Car, en dehors de ces cas, tout dépendra du juge.Si l’action de grève se limite à cesser de travailler, sans empêcher de travailler ceux qui, éventuellement, souhaiteraient le faire, cette action sera impossible à combattre en justice. « Les employeurs ont peu de parades. On conseille les employeurs et très souvent on doit leur dire de laisser faire la grève car on ne sait rien faire contre cela. Les gens qui se mettent en arrêt de travail sans faire de violence sont les plus intelligents parce que cette grève-là, on ne sait pas la casser. Ce qu’on sait casser, c’est un piquet de grève avec des menaces, de la violence, des dégradations etc. Ça, on n’a aucun problème à obtenir une ordonnance devant le président du tribunal de Première instance « , explique Me Olivier Rijckaert.

Là où le risque est plus grand que la justice soit rendue de manière floue, c’est lorsque les actions de grèves changent de forme et ne sont pas qu’un arrêt de travail. « Les syndicats veulent utiliser des moyens plus chocs, plus dissuasifs, plus efficaces que simplement se croiser les bras. Les piquets, ça a évolué. On distribuait des tracts pour informer les autres travailleurs. Puis on a commencé à faire des piquets filtrants, puis des piquets ralentissants, puis des piquets bloquants et puis des piquets sur l’autoroute. C’est là qu’on est avec cette décision du tribunal correctionnel de Liège, où on a retenu l’entrave méchante à la circulation », explique Me Rijckaert.

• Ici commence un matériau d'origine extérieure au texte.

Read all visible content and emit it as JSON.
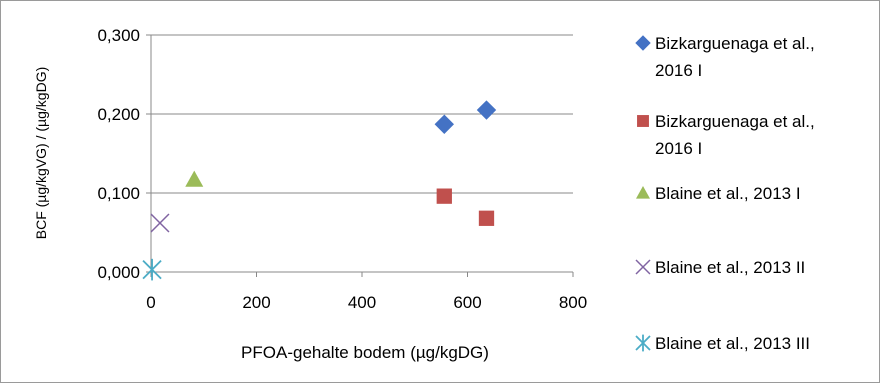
{
  "chart_data": {
    "type": "scatter",
    "title": "",
    "xlabel": "PFOA-gehalte bodem (µg/kgDG)",
    "ylabel": "BCF (µg/kgVG) / (µg/kgDG)",
    "xlim": [
      0,
      800
    ],
    "ylim": [
      0,
      0.3
    ],
    "xticks": [
      "0",
      "200",
      "400",
      "600",
      "800"
    ],
    "yticks": [
      "0,000",
      "0,100",
      "0,200",
      "0,300"
    ],
    "grid": "horizontal",
    "legend_position": "right",
    "series": [
      {
        "name": "Bizkarguenaga et al., 2016 I",
        "legend_lines": [
          "Bizkarguenaga et al.,",
          "2016 I"
        ],
        "marker": "diamond",
        "color": "#4472c4",
        "points": [
          [
            556,
            0.187
          ],
          [
            636,
            0.205
          ]
        ]
      },
      {
        "name": "Bizkarguenaga et al., 2016 I",
        "legend_lines": [
          "Bizkarguenaga et al.,",
          "2016 I"
        ],
        "marker": "square",
        "color": "#c0504d",
        "points": [
          [
            556,
            0.096
          ],
          [
            636,
            0.068
          ]
        ]
      },
      {
        "name": "Blaine et al., 2013 I",
        "legend_lines": [
          "Blaine et al., 2013 I"
        ],
        "marker": "triangle",
        "color": "#9bbb59",
        "points": [
          [
            82,
            0.117
          ]
        ]
      },
      {
        "name": "Blaine et al., 2013 II",
        "legend_lines": [
          "Blaine et al., 2013 II"
        ],
        "marker": "x",
        "color": "#8064a2",
        "points": [
          [
            17,
            0.062
          ]
        ]
      },
      {
        "name": "Blaine et al., 2013 III",
        "legend_lines": [
          "Blaine et al., 2013 III"
        ],
        "marker": "star",
        "color": "#4bacc6",
        "points": [
          [
            2,
            0.003
          ]
        ]
      }
    ]
  }
}
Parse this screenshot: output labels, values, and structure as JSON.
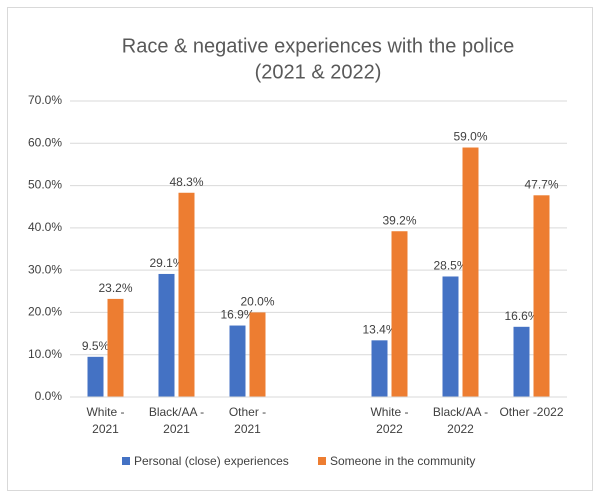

Le recours de plus en plus à la justice pour régler les conflits en cas d’actions de grève est donc devenu plus courant. « De ce point de vue-là, on a évolué très fort au cours des dernières années. Depuis les grèves de 1960, un pacte avait été conclu selon lequel il n’y aurait plus d’actions judiciaires à l’occasion de grèves. Maintenant, en pénalisant l’exercice du droit de grève, cela constitue, à mon sens, une limitation, si pas une atteinte au droit de grève, qui est le droit d’action collective « , estime Me Gilbert Demez.

Une démarche qui laisse perplexe cet ancien professeur de droit social à l’UCLouvain, « Je suis très hésitant, dans le problème des relations collectives, à accepter qu’il y ait des interventions du judiciaire. Qu’il y ait des formules de médiation, via des organisations paritaires, oui, mais qu’il y ait une limitation du droit de grève, je trouve ça dangereux », estime Gilbert Demez.

Cependant, tant qu’une législation claire ne dira pas avec précision ce qui est permis ou pas dans le cadre d’une action de grève, le flou juridique sera toujours de mise, permettant aux plaignants de miser sur une condamnation des grévistes et à donnant à ces derniers l’occasion d’espérer la clémence d’un juge, plus sensible à leur cause.